Jakarta (Greeners) – Negosiasi menuju perjanjian plastik global untuk mengakhiri polusi plastik minggu ini memasuki titik penentuan. Pemerintah negara-negara Asia Tenggara didesak untuk lebih mengutamakan perlindungan lingkungan dan kesehatan dalam pertemuan Intergovernmental Negotiating Committee (INC-5.2) mengenai perjanjian plastik global.
Saat ini, para pemimpin dari 178 negara tengah berkumpul di Jenewa untuk mengambil keputusan penting yang akan menentukan masa depan perjanjian plastik global yang mengikat dan ambisius. Di tengah proses ini, berbagai perwakilan masyarakat sipil juga hadir. Mereka menyuarakan mendesak para pemimpin dunia agar tidak melupakan kepentingan jangka panjang umat manusia dan kelestarian lingkungan.
“Seiring negosiasi hampir mencapai tahap akhir, kami mendesak para delegasi untuk mengingat mandatnya, yaitu mengakhiri polusi plastik dan melindungi kesehatan manusia serta lingkungan, di sepanjang siklus hidup plastik,” ujar pendiri Nexus3 Foundation, Yuyun Ismawati dalam keterangan tertulisnya, Senin (11/8).

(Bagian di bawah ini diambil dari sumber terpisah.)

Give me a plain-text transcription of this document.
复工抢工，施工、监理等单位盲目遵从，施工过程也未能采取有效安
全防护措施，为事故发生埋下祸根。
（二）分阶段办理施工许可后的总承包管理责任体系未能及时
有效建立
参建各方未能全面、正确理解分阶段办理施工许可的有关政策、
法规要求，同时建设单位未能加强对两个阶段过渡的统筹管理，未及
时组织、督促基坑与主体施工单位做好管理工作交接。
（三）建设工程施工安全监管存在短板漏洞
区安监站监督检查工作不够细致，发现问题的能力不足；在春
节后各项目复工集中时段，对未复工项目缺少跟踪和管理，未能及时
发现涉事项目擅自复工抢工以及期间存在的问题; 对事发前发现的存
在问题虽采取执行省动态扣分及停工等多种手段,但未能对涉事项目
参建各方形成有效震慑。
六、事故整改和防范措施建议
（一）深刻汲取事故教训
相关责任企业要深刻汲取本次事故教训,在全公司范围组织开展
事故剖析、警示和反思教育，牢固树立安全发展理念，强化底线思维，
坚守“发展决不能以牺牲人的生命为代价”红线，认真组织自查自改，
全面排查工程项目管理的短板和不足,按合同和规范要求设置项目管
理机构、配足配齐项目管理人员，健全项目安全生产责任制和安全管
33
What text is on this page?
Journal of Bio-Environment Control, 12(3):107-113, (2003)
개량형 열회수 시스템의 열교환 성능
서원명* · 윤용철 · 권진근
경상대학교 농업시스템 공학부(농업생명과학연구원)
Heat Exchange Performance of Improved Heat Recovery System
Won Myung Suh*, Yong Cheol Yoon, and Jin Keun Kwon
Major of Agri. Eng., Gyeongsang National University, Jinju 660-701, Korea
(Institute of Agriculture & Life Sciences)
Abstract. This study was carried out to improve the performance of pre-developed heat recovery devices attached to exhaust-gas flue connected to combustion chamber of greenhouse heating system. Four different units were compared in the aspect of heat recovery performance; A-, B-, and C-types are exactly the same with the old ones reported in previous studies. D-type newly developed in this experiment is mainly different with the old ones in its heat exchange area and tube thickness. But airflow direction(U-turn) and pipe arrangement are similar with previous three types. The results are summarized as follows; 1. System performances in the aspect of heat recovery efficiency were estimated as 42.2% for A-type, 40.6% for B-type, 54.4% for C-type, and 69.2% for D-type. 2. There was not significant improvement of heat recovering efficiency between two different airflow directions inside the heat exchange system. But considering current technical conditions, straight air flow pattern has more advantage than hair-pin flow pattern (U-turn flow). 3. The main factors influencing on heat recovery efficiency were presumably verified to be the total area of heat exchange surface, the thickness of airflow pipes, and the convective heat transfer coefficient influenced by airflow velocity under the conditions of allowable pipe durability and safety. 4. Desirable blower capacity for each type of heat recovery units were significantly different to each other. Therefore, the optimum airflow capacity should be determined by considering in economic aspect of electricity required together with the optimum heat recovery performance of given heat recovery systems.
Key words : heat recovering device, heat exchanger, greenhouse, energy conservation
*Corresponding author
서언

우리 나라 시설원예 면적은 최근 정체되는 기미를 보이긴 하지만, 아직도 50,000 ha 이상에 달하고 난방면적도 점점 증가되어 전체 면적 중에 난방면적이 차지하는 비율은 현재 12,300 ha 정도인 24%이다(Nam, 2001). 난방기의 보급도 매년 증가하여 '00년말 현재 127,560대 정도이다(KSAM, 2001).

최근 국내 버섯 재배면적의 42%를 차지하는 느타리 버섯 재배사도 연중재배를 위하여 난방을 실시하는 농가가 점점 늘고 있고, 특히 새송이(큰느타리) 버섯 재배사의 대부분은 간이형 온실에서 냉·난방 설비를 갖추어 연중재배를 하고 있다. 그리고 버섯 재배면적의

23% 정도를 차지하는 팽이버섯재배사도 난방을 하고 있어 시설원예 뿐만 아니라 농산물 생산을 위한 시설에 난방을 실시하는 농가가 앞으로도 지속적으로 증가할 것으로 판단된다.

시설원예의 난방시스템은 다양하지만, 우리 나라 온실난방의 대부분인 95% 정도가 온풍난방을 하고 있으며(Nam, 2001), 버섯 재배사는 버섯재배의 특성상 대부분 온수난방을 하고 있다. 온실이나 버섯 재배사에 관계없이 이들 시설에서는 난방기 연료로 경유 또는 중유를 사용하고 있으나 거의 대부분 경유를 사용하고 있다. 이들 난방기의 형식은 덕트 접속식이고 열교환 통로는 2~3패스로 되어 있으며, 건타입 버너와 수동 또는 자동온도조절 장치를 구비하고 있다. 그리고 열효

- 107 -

Yuyun menyatakan bahwa dunia tidak bisa lagi melanjutkan produksi dan konsumsi plastik yang tidak berkelanjutan. Menurutnya, satu-satunya cara untuk mengatasi krisis ini adalah dengan membatasi produksi plastik, mengendalikan penggunaan bahan kimia beracun, serta mengurangi subsidi bagi produsen plastik.
Sejumlah negara di Asia Tenggara juga telah menunjukkan ambisi besar dalam negosiasi. Mereka mengajukan proposal untuk mengurangi produksi plastik, menghapus bahan kimia beracun, meningkatkan transparansi dan keterlacakan bahan kimia, serta mempromosikan sistem guna ulang, isi ulang, perbaikan, dan pengurangan plastik bebas racun.
Namun, ambisi tersebut masih menunggu dukungan lebih lanjut. Lebih dari 100 negara telah menyatakan bahwa produksi plastik global saat ini sudah berlebih. Para ahli menekankan bahwa sangat penting untuk mengurangi dampak buruk plastik. Lebih dari 1.100 ilmuwan mendukung pernyataan ini.
Pelobi Lemahkan Perjanjian Plastik
Direktur Pacific Environment Vietnam, Xuan Quach, juga menyampaikan seruannya kepada para negosiator untuk berempati. Ia meminta mereka memprioritaskan kepentingan jangka panjang seluruh kawasan di atas kepentingan sempit industri petrokimia dan plastik.
“Kami mendesak mereka untuk tidak mengorbankan lingkungan demi keuntungan ekonomi jangka pendek. Pikirkan generasi mendatang, dampak perubahan iklim pada kelompok rentan, dan kebutuhan mendesak untuk produksi dan konsumsi yang berkelanjutan,” kata Xuan.
Namun, di balik dorongan untuk perubahan ini, upaya negosiasi masih dibayangi tekanan besar dari industri. Negara-negara besar produsen petrokimia serta 234 perwakilan industri petrokimia dan bahan bakar fosil melakukan lobi besar-besaran.
Kepentingan mereka pun dinilai hanya untuk memperlambat negosiasi. Bahkan, melemahkan perjanjian yang hanya berfokus pada pengelolaan sampah.
Xuan menambahkan bahwa taktik seperti ini telah digunakan secara berulang dalam lima putaran negosiasi sebelumnya. Lalu, kini kembali terjadi di putaran keenam. Menurutnya, pendekatan semacam ini sudah terbukti gagal dalam menyelesaikan krisis plastik global.
Ironisnya, negara maju yang dipuji karena praktik pengelolaan sampah yang baik seringkali juga menjadi pengekspor besar sampah plastik yang membanjiri negara berkembang.